Memorial Tournament 2022: Finally healthy, Westerville resident Jason Day shoots 68 Saturday at Memorial
Jordan Spieth was one of the early risers in two ways. He went off before 10 am, and he was 3-under for the round and the tournament through six holes. He would jump to 4-under with a birdie on No. 14 before finishing 3-under.
Patrick Cantlay also shot a 69 and had the two biggest highlights of the round with a couple of long eagles on Nos. 7 and 15. At 6-under, like Berger, Cantlay’s not completely out of it.
Other biggest movers at the Memorial
Jason Day, Brendan Steele and Sahith Theegala each shot 4-under 68.
Day has dealt with back injuries for the better part of seven years.
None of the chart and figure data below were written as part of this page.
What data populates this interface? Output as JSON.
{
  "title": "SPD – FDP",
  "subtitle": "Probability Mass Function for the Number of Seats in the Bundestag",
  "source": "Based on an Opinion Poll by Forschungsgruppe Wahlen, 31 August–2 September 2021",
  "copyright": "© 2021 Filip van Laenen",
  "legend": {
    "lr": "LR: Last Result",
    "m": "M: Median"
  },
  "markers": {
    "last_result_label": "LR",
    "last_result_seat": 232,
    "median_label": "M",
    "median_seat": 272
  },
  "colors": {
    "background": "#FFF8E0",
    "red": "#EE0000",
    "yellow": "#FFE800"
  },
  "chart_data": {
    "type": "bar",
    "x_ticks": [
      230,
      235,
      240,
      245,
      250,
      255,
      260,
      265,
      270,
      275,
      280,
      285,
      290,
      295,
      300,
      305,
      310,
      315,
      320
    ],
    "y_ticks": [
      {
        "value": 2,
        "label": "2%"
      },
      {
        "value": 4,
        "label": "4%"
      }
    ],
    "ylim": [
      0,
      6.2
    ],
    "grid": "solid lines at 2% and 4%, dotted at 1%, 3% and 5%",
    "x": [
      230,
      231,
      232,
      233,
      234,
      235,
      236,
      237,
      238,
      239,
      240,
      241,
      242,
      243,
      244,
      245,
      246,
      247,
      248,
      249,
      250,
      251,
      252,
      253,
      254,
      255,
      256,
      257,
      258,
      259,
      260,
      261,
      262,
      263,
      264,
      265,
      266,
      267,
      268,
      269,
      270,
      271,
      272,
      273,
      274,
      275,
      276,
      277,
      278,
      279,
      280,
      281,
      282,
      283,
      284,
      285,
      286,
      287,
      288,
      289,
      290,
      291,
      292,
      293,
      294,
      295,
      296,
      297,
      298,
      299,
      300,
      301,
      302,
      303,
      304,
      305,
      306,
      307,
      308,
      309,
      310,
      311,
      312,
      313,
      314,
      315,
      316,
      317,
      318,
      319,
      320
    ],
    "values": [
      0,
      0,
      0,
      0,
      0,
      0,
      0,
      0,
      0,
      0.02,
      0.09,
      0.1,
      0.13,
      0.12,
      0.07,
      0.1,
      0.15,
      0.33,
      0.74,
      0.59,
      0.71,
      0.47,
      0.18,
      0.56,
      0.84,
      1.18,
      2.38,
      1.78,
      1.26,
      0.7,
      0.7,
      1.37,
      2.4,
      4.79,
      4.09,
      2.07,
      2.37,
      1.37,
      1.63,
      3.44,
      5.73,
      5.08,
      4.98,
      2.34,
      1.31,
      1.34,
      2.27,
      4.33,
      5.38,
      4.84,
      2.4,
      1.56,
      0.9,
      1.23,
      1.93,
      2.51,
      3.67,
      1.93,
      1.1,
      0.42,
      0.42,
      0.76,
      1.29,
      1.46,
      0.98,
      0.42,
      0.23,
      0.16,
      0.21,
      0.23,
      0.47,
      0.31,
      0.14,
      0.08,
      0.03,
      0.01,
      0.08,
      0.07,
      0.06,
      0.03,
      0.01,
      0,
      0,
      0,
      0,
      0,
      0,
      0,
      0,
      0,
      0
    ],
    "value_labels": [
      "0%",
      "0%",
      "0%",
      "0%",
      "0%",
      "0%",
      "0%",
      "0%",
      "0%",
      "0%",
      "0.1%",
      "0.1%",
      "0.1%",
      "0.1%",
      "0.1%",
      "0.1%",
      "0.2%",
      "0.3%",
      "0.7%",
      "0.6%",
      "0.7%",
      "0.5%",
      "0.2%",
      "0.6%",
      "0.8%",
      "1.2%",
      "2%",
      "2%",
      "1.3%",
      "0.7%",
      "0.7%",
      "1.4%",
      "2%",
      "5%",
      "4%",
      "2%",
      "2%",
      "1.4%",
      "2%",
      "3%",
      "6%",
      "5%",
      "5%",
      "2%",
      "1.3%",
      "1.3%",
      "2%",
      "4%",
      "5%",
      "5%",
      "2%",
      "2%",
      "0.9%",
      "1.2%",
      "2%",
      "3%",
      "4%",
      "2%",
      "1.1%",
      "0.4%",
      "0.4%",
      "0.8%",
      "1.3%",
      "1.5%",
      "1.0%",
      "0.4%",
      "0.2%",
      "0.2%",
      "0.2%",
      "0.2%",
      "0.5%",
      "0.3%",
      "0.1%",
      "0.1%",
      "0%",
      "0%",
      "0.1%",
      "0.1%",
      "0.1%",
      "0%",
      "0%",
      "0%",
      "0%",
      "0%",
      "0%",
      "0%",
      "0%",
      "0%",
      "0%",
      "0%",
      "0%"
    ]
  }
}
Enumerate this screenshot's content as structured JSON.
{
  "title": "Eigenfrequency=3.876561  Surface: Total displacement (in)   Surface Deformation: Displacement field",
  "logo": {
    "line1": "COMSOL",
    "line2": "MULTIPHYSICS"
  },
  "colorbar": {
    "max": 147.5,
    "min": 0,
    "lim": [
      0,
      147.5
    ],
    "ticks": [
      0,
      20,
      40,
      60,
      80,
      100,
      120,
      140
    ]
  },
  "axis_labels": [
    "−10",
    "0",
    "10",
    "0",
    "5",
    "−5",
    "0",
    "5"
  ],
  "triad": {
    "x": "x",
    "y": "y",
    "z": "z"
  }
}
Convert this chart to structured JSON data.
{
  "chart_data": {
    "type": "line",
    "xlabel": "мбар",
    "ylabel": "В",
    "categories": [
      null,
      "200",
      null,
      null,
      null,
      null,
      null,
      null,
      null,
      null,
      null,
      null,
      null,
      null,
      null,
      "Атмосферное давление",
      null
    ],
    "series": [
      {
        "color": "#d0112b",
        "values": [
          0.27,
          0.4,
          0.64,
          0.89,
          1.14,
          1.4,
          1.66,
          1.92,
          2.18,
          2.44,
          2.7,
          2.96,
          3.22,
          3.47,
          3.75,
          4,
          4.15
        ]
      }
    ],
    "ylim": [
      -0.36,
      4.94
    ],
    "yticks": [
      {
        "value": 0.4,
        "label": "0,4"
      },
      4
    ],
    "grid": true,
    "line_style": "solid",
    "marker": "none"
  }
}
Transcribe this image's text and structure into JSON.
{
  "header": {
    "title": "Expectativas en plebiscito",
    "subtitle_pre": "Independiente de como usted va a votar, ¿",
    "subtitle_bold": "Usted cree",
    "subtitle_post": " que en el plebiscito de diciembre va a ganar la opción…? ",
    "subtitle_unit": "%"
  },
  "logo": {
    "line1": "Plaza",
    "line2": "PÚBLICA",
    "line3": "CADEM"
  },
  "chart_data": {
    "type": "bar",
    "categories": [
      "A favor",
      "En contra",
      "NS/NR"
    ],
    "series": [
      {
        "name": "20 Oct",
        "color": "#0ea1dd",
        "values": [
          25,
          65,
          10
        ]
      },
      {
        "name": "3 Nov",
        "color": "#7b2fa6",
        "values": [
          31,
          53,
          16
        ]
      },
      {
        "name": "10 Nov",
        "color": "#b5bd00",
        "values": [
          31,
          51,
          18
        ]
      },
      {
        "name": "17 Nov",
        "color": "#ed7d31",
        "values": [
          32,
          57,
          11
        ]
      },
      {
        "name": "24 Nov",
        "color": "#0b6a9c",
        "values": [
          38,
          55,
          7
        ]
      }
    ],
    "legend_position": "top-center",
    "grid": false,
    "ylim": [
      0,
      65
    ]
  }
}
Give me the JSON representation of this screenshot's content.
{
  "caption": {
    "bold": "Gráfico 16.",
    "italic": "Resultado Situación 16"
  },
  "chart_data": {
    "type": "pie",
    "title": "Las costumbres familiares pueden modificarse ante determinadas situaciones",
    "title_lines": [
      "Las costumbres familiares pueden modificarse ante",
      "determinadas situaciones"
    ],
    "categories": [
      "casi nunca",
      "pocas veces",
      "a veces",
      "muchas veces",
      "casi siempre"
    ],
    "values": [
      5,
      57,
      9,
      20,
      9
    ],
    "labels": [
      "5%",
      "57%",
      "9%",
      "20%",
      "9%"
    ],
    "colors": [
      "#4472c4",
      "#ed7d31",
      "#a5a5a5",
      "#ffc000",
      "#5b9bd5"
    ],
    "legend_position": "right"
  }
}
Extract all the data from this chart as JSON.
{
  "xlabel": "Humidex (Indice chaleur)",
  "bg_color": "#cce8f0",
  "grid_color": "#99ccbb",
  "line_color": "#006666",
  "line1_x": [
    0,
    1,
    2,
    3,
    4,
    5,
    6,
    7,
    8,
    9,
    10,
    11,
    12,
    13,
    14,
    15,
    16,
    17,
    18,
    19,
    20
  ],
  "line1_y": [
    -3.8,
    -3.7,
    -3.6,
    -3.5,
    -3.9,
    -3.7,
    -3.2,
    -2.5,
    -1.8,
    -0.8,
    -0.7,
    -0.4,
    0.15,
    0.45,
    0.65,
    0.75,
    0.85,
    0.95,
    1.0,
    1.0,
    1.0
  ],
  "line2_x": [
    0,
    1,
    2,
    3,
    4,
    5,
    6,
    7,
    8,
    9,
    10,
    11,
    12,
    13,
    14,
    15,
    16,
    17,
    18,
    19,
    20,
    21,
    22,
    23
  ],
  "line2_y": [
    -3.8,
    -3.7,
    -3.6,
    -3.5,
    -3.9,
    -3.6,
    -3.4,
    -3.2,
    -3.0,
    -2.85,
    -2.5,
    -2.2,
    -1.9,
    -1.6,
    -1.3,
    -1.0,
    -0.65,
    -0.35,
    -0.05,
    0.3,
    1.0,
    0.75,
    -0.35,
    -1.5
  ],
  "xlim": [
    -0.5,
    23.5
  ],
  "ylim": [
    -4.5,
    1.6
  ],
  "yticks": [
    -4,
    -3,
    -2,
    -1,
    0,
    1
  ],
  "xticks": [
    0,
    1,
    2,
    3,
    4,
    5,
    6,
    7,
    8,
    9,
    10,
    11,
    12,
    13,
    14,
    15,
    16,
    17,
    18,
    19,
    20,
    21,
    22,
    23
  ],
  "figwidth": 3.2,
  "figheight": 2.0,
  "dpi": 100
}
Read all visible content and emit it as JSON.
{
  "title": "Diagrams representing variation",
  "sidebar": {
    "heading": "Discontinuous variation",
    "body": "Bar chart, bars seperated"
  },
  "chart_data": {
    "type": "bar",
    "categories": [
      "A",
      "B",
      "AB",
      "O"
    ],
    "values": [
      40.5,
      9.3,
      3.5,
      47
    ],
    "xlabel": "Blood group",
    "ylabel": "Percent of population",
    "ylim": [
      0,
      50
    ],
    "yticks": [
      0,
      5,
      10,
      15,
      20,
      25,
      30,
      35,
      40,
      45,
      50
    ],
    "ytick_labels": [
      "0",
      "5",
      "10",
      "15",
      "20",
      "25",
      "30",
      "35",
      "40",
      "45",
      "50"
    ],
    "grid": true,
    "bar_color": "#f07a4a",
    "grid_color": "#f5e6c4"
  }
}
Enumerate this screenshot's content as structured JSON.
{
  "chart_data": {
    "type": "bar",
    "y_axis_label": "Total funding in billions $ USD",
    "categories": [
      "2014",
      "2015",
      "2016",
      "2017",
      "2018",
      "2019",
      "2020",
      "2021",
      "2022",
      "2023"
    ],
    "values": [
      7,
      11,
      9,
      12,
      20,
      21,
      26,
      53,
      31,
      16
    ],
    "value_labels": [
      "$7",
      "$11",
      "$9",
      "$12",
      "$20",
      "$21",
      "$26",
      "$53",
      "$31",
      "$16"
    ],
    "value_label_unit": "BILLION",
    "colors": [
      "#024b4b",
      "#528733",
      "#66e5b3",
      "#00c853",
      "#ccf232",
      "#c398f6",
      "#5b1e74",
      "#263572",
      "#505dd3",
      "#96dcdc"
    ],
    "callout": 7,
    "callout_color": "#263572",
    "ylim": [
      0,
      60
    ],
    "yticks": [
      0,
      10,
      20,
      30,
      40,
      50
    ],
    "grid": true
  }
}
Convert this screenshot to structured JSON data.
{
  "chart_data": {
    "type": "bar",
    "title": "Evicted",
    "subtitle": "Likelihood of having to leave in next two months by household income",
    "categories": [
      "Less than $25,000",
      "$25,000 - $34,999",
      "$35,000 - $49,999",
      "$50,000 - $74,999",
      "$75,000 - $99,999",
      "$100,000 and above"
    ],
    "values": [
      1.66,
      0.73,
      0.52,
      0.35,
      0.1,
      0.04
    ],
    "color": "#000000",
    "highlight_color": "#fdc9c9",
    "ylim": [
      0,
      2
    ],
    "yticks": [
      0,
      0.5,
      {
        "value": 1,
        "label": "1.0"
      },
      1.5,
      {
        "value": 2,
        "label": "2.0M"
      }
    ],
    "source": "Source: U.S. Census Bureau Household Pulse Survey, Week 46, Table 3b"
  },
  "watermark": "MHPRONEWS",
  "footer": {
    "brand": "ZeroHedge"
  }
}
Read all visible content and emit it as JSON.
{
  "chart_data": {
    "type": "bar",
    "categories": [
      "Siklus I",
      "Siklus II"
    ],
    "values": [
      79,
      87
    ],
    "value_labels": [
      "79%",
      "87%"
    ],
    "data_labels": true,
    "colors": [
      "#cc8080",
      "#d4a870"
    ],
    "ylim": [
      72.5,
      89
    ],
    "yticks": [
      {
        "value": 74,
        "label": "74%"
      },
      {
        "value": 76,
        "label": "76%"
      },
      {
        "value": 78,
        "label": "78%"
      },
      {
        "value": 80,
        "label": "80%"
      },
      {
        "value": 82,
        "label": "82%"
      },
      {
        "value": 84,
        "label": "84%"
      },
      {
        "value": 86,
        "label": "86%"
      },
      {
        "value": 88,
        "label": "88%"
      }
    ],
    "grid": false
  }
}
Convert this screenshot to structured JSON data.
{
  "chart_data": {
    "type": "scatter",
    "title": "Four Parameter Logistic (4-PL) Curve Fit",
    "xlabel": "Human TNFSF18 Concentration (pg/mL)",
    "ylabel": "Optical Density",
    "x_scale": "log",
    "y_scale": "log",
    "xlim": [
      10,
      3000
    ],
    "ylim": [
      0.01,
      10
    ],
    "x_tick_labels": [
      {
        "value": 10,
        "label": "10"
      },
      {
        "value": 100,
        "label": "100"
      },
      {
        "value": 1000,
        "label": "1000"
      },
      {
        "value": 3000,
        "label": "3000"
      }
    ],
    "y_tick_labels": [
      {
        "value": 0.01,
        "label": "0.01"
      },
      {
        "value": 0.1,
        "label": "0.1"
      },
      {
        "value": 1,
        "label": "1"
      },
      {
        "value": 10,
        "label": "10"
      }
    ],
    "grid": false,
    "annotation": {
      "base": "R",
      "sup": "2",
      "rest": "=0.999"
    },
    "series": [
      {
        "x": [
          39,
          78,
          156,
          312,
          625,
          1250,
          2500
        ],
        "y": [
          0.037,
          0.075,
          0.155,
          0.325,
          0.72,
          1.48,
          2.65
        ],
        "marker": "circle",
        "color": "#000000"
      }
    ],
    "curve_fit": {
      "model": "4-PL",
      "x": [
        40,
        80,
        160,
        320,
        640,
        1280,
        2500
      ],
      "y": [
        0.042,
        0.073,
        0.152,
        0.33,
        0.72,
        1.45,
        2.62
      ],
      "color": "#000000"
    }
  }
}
The one-time world No. 1 player has fallen to 132nd in the world.
“I’m optimistic about where things are going, but I’m trying to be as patient as possible,” he said about regaining his form.
Shot of the day taken by Patrick Cantlay at Memorial Tournament
Cantlay’s were good, but not as good as Day from the middle of the fairway for an eagle on No. 3. He said he was in a divot when hitting this shot, which spun beautifully down the slope into the hole.
And why not a second ridiculous shot on the very next hole?
Smith deserves some recognition, too. He had to chip over a lip of rough that impeded his line to the hole. But he also had to land it soft enough just to stay on the ground and not roll off the front.
A proper golf shot.
oddity of the day at the Memorial Tournament courtesy of Mito Periera
Mito Periera thought he had a birdie on the 14th hole walking to the 15th tee, but it was fairly obvious to rules officials that it was par.
Pereira’s chip off the green at 14 rolled to the edge of the cup and didn’t fall in when he approached it. Without touching it, and with his caddy very delicately removing the pin without touching the ball, Pereira’s ball fell in, so he recorded a three.
But officials believed Pereira didn’t address his ball in the time required by the rules, so it was changed to par, according to the Palm Beach Post. The associated rule, 13.3, says, “If any part of your ball is overhanging the lip, you are allowed a reasonable time to reach the hole and then a further 10 seconds to wait and see whether it will drop.”
“They said it was 30 (seconds),” Pereira said. “Pretty long but I don’t think it was 30. I think it’s not a very good rule, but it is what it is.”
One of us
Luke List had a miserable 17th hole to take him from four shots back to seven shots back and finish his round even par. But Corey Conners owns the day for a moment that “one of us” might be responsible for.
On No. 1, Conners hit a lovely chip shot inside 3 feet to save par. However, Conners missed it and the putt rolled to 5 feet by the hole. He missed that one as well to finish with a double-bogey.